Mind Your Cloudfront Headers

The following is a lesson learned about CDN’s and proper use of Headers. I’m going to preface this post with a disclaimer… I am neither CDN nor an AWS expert.

At work we use a S3 bucket with a Cloudfront distribution to serve our commonly used static assets such as various versions of the university mark and monogram, audio files, webclips, etc. Not knowing much about how CDN’s cache files, I set it up with a total of eight whitelisted headers including Referer, and a number of the “CloudFront-Is” headers. At the time, our hit rate was ranging between 42-52%, which is not great. After some research, and a chat with our AWS rep, I reduced that down to two headers: Accept and Origin.

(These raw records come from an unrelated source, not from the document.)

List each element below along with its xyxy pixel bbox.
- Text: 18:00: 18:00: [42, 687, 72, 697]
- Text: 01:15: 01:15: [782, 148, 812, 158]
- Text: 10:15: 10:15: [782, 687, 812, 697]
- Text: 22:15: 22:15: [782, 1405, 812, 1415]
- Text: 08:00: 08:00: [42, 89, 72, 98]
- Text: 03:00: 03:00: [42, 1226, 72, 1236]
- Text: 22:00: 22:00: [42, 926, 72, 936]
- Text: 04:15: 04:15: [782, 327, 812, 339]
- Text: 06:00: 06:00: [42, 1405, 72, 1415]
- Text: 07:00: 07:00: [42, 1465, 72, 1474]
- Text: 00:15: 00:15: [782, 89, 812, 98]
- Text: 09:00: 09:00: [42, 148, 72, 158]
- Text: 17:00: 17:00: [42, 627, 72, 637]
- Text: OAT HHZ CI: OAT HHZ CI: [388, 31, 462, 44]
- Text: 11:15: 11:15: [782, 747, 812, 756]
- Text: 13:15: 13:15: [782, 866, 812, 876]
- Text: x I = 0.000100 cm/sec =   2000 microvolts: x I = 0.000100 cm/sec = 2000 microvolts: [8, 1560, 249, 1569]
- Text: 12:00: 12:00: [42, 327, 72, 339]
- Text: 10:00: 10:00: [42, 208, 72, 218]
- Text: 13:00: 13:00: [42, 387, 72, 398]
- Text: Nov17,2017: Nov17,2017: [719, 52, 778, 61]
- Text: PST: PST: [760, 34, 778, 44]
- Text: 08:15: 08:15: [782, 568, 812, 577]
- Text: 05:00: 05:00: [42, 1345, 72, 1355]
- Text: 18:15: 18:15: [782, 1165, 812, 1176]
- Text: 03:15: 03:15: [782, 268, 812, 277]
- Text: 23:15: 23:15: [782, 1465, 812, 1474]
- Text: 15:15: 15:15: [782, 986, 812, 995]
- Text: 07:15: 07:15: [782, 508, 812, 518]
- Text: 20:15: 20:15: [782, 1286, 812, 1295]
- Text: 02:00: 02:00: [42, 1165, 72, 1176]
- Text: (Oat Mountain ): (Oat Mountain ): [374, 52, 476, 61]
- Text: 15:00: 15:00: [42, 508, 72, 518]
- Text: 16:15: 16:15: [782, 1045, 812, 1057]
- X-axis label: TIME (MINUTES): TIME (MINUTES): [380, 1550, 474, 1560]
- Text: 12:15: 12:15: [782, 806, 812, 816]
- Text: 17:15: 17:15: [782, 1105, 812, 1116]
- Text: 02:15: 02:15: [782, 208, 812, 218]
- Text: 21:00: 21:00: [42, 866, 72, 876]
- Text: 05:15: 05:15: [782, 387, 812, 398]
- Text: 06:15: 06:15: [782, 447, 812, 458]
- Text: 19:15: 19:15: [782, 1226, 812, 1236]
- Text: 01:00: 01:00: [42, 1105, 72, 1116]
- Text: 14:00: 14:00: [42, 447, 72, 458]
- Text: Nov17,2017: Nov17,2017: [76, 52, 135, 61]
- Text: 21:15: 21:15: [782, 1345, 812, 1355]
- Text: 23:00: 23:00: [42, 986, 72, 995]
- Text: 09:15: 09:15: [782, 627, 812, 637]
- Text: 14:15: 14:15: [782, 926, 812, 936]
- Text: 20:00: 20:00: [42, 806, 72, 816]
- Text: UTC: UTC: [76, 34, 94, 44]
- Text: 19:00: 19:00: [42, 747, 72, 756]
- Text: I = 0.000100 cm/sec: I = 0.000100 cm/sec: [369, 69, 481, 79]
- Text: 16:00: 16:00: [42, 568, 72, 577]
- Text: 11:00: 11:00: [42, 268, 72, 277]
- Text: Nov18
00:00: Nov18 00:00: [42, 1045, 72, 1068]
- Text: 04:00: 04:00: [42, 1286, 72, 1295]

The result is the hit rate jumped to average around 82%.

AWS Cloudfront graph showing a rise from 52% average hit rate to 82%
The change was made around April 17

What I didn’t take into account when I set up Cloudfront is that most of those headers I whitelisted make no difference when serving static content. Another lesson learned is that Cloudfront takes into account all the whitelisted headers when serving up files. So even if one request has only a single header difference from a second request (could be mobile vs. desktop device), they’re considered unique enough to warrant a cache miss. So by reducing the number of headers, more requests end up being served from cache.